The instant case, therefore, is not one between the insured and the insurer, but one between the
shipper and the carrier, because the insurance company merely stepped into the shoes of the
shipper. And since the shipper has a direct cause of action against the carrier on account of the
damage of the cargo, no valid reason is seen why such action cannot be asserted or availed of by
the insurance company as a subrogee of the shipper. Nor can the carrier set up as a defense any
defect in the insurance policy not only because it is not a privy to it but also because it cannot avoid
its liability to the shipper under the contract of carriage which binds it to pay any loss that may be
caused to the cargo involved therein.

There is reason to believe that the act of petitioner in waiving its right to have the books of accounts
of Odell Plantation presented in court is tantamount to an admission that the statements contained
therein are correct and their verification not necessary because its main defense here, as well as
below, was that it is not liable for the loss because there was no contract of carriage between it and
the shipper and the loss caused, if any, was due to a fortuitous event.
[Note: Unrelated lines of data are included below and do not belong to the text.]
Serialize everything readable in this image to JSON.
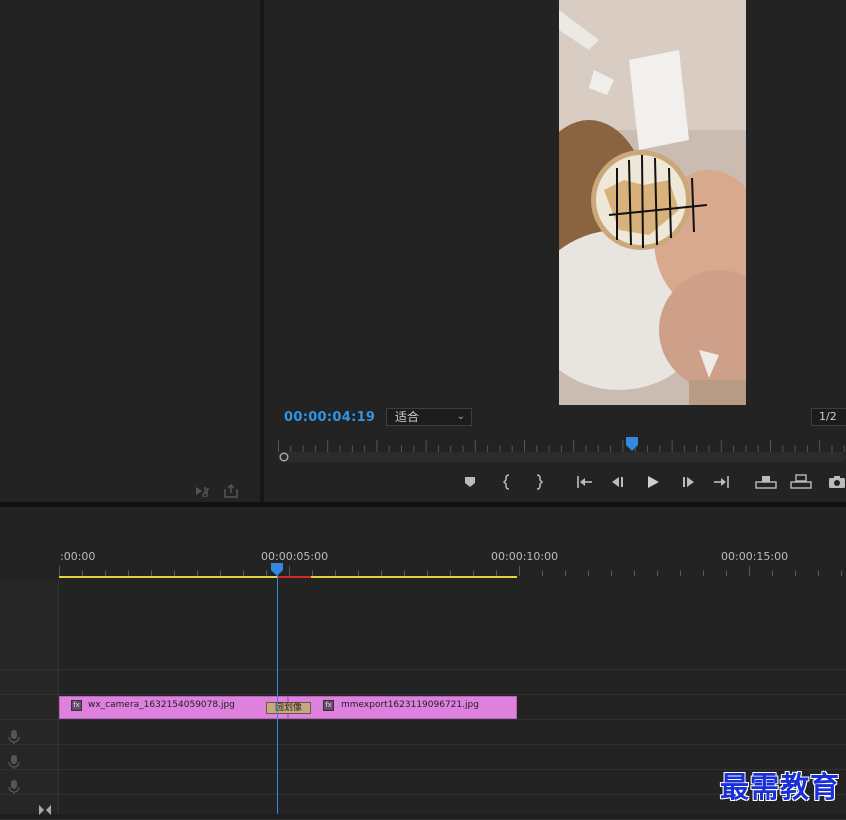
{
  "monitor": {
    "timecode": "00:00:04:19",
    "fit_label": "适合",
    "resolution": "1/2",
    "playhead_position_pct": 63
  },
  "transport": {
    "buttons": [
      "add-marker",
      "mark-in",
      "mark-out",
      "go-to-in",
      "step-back",
      "play",
      "step-forward",
      "go-to-out",
      "lift",
      "extract",
      "export-frame"
    ]
  },
  "timeline": {
    "time_labels": [
      ":00:00",
      "00:00:05:00",
      "00:00:10:00",
      "00:00:15:00"
    ],
    "clips": [
      {
        "name": "wx_camera_1632154059078.jpg",
        "fx": "fx"
      },
      {
        "name": "mmexport1623119096721.jpg",
        "fx": "fx"
      }
    ],
    "transition_label": "圆划像"
  },
  "watermark": "最需教育",
  "colors": {
    "timecode": "#2f95e6",
    "clip": "#de80de",
    "workarea": "#e4d33a",
    "playhead": "#2f8ae0"
  }
}
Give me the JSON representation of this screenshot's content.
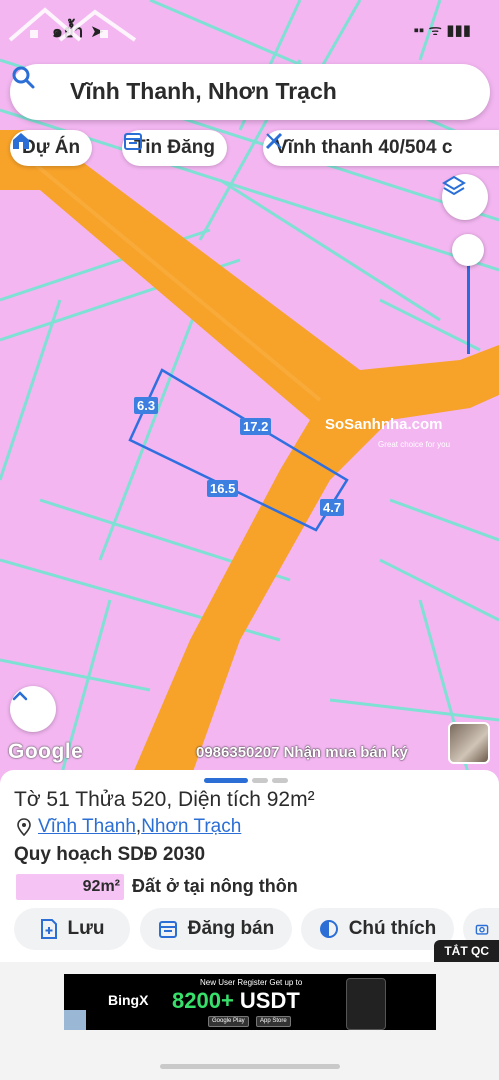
{
  "status_bar": {
    "carrier": "๑ย้ำ ➤",
    "icons": "▪▪ ᯤ ▮▮▮"
  },
  "search": {
    "text": "Vĩnh Thanh, Nhơn Trạch",
    "icon": "search-icon"
  },
  "chips": [
    {
      "label": "Dự Án",
      "icon": "house-icon"
    },
    {
      "label": "Tin Đăng",
      "icon": "calendar-icon"
    },
    {
      "label": "Vĩnh thanh 40/504 c",
      "icon": "ruler-icon"
    }
  ],
  "map": {
    "dimensions": [
      "6.3",
      "17.2",
      "16.5",
      "4.7"
    ],
    "watermark": {
      "brand": "SoSanhnha.com",
      "tagline": "Great choice for you"
    },
    "google": "Google",
    "marquee": "0986350207 Nhận mua bán ký"
  },
  "sheet": {
    "title": "Tờ 51 Thửa 520, Diện tích 92m²",
    "location": {
      "commune": "Vĩnh Thanh",
      "separator": ", ",
      "district": "Nhơn Trạch"
    },
    "plan_title": "Quy hoạch SDĐ 2030",
    "area": "92m²",
    "area_desc": "Đất ở tại nông thôn",
    "actions": [
      {
        "label": "Lưu",
        "icon": "add-document-icon"
      },
      {
        "label": "Đăng bán",
        "icon": "calendar-icon"
      },
      {
        "label": "Chú thích",
        "icon": "half-circle-icon"
      }
    ]
  },
  "ad": {
    "close_label": "TẮT QC",
    "brand": "BingX",
    "headline_top": "New User Register Get up to",
    "amount": "8200+",
    "currency": "USDT",
    "store1": "Google Play",
    "store2": "App Store"
  },
  "colors": {
    "parcel": "#f3b6f1",
    "road": "#f7a229",
    "boundary": "#7fe0d4",
    "accent": "#2b6fd6"
  }
}
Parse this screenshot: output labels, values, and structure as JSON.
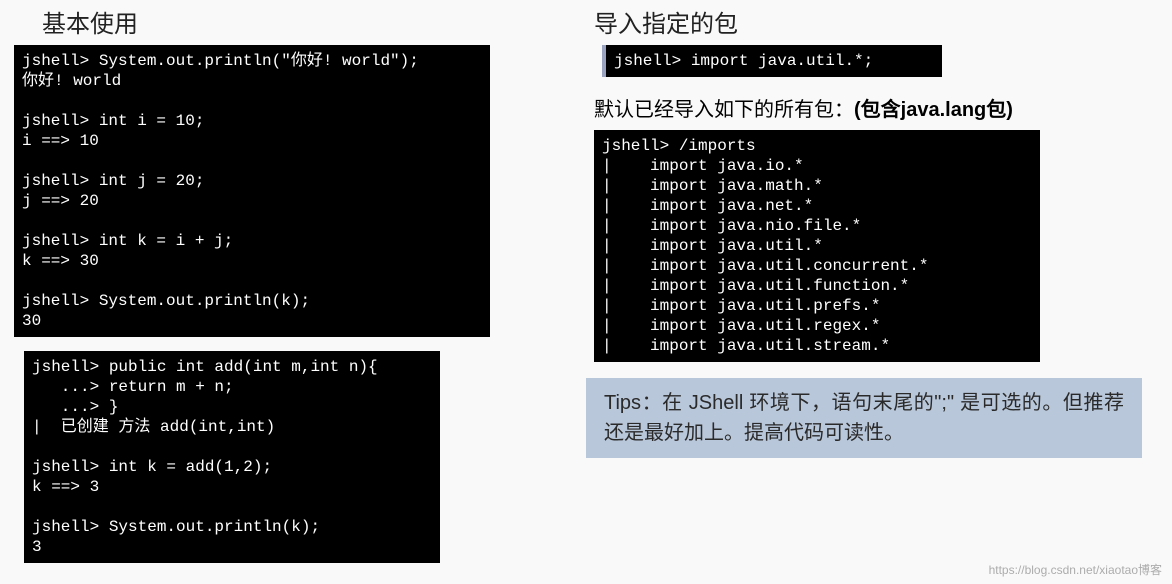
{
  "left": {
    "heading": "基本使用",
    "term1": "jshell> System.out.println(\"你好! world\");\n你好! world\n\njshell> int i = 10;\ni ==> 10\n\njshell> int j = 20;\nj ==> 20\n\njshell> int k = i + j;\nk ==> 30\n\njshell> System.out.println(k);\n30",
    "term2": "jshell> public int add(int m,int n){\n   ...> return m + n;\n   ...> }\n|  已创建 方法 add(int,int)\n\njshell> int k = add(1,2);\nk ==> 3\n\njshell> System.out.println(k);\n3"
  },
  "right": {
    "heading": "导入指定的包",
    "term1": "jshell> import java.util.*;",
    "subheading_prefix": "默认已经导入如下的所有包：",
    "subheading_bold": "(包含java.lang包)",
    "term2": "jshell> /imports\n|    import java.io.*\n|    import java.math.*\n|    import java.net.*\n|    import java.nio.file.*\n|    import java.util.*\n|    import java.util.concurrent.*\n|    import java.util.function.*\n|    import java.util.prefs.*\n|    import java.util.regex.*\n|    import java.util.stream.*",
    "tips": "Tips：在 JShell 环境下，语句末尾的\";\" 是可选的。但推荐还是最好加上。提高代码可读性。"
  },
  "watermark": "https://blog.csdn.net/xiaotao博客"
}
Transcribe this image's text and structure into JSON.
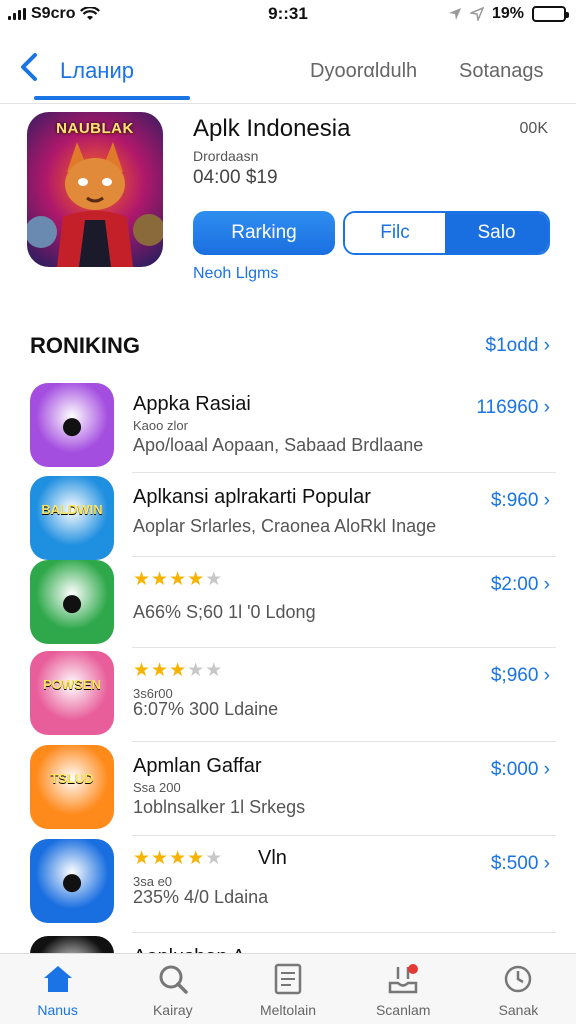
{
  "status_bar": {
    "carrier": "S9cro",
    "time": "9::31",
    "battery": "19%",
    "battery_level": 0.19
  },
  "nav": {
    "title": "Lланир",
    "tabs": [
      "Dyoorαldulh",
      "Sotanags"
    ]
  },
  "featured": {
    "icon_text": "NAUBLAK",
    "title": "Aplk Indonesia",
    "count": "00K",
    "subtitle": "Drordaasn",
    "meta": "04:00  $19",
    "button_primary": "Rarking",
    "segment": [
      "Filc",
      "Salo"
    ],
    "link": "Neoh Llgms"
  },
  "section": {
    "title": "RONIKING",
    "more": "$1odd"
  },
  "apps": [
    {
      "name": "Appka Rasiai",
      "sub1": "Kaoo zlor",
      "sub2": "Apo/loaal Aopaan, Sabaad Brdlaane",
      "price": "116960",
      "icon_bg": "#a44ee0",
      "icon": "fox-face-icon"
    },
    {
      "name": "Aplkansi aplrakarti Popular",
      "sub1": "",
      "sub2": "Aoplar Srlarles, Craonea AloRkl Inage",
      "price": "$:960",
      "icon_bg": "#1f8fe0",
      "icon_text": "BALDWIN",
      "icon": "game-logo-icon"
    },
    {
      "name": "",
      "stars": 4,
      "sub1": "",
      "sub2": "A66%  S;60  1l  '0  Ldong",
      "price": "$2:00",
      "icon_bg": "#2ea84a",
      "icon": "hero-character-icon"
    },
    {
      "name": "",
      "stars": 3,
      "sub1": "3s6r00",
      "sub2": "6:07%  300        Ldaine",
      "price": "$;960",
      "icon_bg": "#e85e9a",
      "icon_text": "POWSEN",
      "icon": "cat-character-icon"
    },
    {
      "name": "Apmlan Gaffar",
      "sub1": "Ssa 200",
      "sub2": "1oblnsalker  1l  Srkegs",
      "price": "$:000",
      "icon_bg": "#ff8a1c",
      "icon_text": "TSLUD",
      "icon": "fox-mascot-icon"
    },
    {
      "name": "Vln",
      "stars": 4,
      "sub1": "3sa e0",
      "sub2": "235%  4/0        Ldaina",
      "price": "$:500",
      "icon_bg": "#1a6fe0",
      "icon": "chicken-face-icon"
    },
    {
      "name": "Aonlushan A",
      "sub1": "",
      "sub2": "",
      "price": "",
      "icon_bg": "#111111",
      "icon": "dark-app-icon"
    }
  ],
  "tabbar": [
    {
      "label": "Nanus",
      "icon": "home-icon",
      "active": true
    },
    {
      "label": "Kairay",
      "icon": "search-icon",
      "active": false
    },
    {
      "label": "Meltolain",
      "icon": "document-icon",
      "active": false
    },
    {
      "label": "Scanlam",
      "icon": "inbox-icon",
      "active": false
    },
    {
      "label": "Sanak",
      "icon": "timer-icon",
      "active": false
    }
  ]
}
Hence, under the carrier's theory, the correctness of the account representing the loss was not so
material as would necessitate the presentation of the books in question. At any rate, even if the
books of accounts were not produced, the correctness of the accounts cannot now be disputed for
the same is supported by the original documents on which the entries in said books were based
which were presented by the shipper as part of its evidence. And according to the Court of Appeals,
these documents alone sufficiently establish the award of P60,412.02 made in favor of respondent.